Along with the studies of genetic links, there are also the possible connection to teratogen exposure. These are the components that cause certain birth defects, usually within the first two months of conception. Environmental factors have also been theorized, but there is nothing conclusive at this time. The fact is, as much as we have learned about the brain and central nervous system, we are light years from truly understanding what can cause someone to be ‘wired’ differently. What is known is that it seems to show itself early on with speech and social development delays.

Until the answer of ‘why’ can be determined, what doctors and other medical professionals are focusing on is how to manage the disorder. Asperger’s children have their own unique set of challenges when dealing with the day to day routines. They will likely not share or play very well with others and will not react to another’s pain or happiness. Along with these challenges, many children with Asperger’s have areas where they not only excel, they can reach genius levels. Dr. Asperger noted that his students were ‘little professors’ and felt that they had every chance of success if given the right opportunities.

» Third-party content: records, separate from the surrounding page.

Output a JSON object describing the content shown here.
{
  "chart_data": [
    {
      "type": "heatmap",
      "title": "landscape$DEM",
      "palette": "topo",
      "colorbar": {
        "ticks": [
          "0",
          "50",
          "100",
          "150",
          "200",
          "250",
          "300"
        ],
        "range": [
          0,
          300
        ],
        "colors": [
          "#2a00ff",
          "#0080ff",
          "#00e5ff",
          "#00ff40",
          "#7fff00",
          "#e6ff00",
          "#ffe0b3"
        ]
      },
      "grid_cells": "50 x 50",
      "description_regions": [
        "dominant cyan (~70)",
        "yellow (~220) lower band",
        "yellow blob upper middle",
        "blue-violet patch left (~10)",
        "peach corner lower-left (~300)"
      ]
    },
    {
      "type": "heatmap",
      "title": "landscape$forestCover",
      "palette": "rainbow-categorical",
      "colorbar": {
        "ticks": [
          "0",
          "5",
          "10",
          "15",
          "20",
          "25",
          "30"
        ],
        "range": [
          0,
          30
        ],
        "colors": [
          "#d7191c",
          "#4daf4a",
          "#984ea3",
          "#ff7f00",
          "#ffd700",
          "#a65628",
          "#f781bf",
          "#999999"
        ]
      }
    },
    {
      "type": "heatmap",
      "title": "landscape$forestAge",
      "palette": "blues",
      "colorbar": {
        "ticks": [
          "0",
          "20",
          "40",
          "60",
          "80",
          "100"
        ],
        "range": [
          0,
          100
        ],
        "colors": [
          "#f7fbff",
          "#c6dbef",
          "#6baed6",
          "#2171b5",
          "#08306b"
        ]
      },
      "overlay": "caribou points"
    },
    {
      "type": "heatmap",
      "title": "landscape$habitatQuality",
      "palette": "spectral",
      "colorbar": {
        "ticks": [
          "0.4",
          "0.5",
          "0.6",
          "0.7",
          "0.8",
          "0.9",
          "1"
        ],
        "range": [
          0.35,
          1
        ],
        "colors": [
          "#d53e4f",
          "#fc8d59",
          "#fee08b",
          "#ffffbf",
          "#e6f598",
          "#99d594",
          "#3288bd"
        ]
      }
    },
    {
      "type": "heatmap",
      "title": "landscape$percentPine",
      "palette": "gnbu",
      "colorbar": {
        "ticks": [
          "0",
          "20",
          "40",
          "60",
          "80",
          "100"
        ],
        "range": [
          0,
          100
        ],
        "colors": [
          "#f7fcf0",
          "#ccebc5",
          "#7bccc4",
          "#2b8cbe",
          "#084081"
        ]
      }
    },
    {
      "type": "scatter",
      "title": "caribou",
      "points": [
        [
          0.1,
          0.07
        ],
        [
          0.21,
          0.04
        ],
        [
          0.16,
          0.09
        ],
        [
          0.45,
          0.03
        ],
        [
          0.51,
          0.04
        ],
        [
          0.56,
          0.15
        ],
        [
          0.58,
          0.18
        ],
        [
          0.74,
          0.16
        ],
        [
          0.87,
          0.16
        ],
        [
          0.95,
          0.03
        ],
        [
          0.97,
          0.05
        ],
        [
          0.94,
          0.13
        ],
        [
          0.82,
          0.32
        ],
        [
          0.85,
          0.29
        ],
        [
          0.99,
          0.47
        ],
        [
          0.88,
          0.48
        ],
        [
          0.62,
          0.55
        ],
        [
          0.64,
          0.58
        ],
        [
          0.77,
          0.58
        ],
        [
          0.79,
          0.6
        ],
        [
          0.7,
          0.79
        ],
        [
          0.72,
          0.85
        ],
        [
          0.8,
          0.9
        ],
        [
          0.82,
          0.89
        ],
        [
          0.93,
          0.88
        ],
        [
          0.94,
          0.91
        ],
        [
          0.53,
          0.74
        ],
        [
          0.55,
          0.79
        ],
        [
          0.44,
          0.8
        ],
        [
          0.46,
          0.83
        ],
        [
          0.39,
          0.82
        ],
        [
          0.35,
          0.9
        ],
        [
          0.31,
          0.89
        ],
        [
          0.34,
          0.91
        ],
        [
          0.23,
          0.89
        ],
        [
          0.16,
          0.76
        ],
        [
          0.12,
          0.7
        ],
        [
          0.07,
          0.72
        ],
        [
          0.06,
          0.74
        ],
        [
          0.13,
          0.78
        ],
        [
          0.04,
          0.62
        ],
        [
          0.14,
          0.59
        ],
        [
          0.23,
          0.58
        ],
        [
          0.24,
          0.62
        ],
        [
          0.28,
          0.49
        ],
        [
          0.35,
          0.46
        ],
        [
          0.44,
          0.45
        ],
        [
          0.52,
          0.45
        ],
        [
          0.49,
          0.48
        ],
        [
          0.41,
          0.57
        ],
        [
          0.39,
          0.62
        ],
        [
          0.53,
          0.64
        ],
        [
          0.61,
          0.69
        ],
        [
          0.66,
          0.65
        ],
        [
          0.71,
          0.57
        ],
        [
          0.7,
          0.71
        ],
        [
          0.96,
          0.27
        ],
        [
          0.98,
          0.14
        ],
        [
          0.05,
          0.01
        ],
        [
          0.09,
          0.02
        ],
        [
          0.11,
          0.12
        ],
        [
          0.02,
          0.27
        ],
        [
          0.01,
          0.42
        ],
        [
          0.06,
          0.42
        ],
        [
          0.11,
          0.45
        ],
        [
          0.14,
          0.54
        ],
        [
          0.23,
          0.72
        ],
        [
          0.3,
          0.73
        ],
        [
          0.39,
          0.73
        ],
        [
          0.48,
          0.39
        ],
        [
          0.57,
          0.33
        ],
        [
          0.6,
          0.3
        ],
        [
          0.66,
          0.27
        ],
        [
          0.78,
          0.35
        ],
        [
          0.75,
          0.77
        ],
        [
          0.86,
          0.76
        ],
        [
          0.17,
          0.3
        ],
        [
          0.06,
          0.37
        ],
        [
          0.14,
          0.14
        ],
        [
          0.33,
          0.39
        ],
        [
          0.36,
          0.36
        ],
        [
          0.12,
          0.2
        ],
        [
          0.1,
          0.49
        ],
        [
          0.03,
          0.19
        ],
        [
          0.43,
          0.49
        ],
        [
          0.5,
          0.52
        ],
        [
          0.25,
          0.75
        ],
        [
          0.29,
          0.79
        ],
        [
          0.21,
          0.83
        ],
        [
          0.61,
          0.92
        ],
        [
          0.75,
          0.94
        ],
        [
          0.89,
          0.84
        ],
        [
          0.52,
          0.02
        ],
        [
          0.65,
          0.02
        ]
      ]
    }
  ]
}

Asperger Syndrome Therapies and Management

Asperger’s Syndrome: A Guide for Parents and Professionals

What is important to note with those who have Asperger’s is that ‘natural’ social skills that come from typical child development need to be taught on a consistent basis. As with any pervasive psychological disorder, the earlier the diagnosis and treatment, the better. There is no one way to treat Asperger’s as it varies from each individual. The important thing is to remain on a routine that a child feels comfortable with and with the right therapy, many of them grow up to be fully functioning adults capable of relationships and successful lives.

Occupational therapy as well as physical (if needed) and cognitive behavior therapies are done on a daily basis, with consistency and structured routine in the early years. Structured routine is not to be confused with the repetitive routine of some of the obsessive behaviors in Asperger’s children. These behaviors keep them from being able to focus on other things they need to be learning. Their obsessions, such as building, designing, or learning about one certain subject can be channeled in their favor, but only if it is met with a balance.

Medications are sometimes given to Asperger’s children, but only if there is another diagnosed issue such as Attention Deficit Hyperactivity Disorder or debilitating anxieties. Medication should be monitored closely and should never take the place of the extensive therapies needed. Most importantly, the child needs parental support and encouragement. The parents should be working along with the therapists to keep the routine consistent.

In these days of over-diagnosis, especially with children’s behavior disorders, it is important to remember that there was a time when anyone who did not fit in with the norm of how people were expected to act were often outcasts. Perhaps some of the misunderstood geniuses of the past had some of the same traits as what we now call Asperger’s. Most likely it is our own need to give a name to something… and to try to understand it further once it can be identified. In the long run, it is much better to overdo it than to not do anything at all.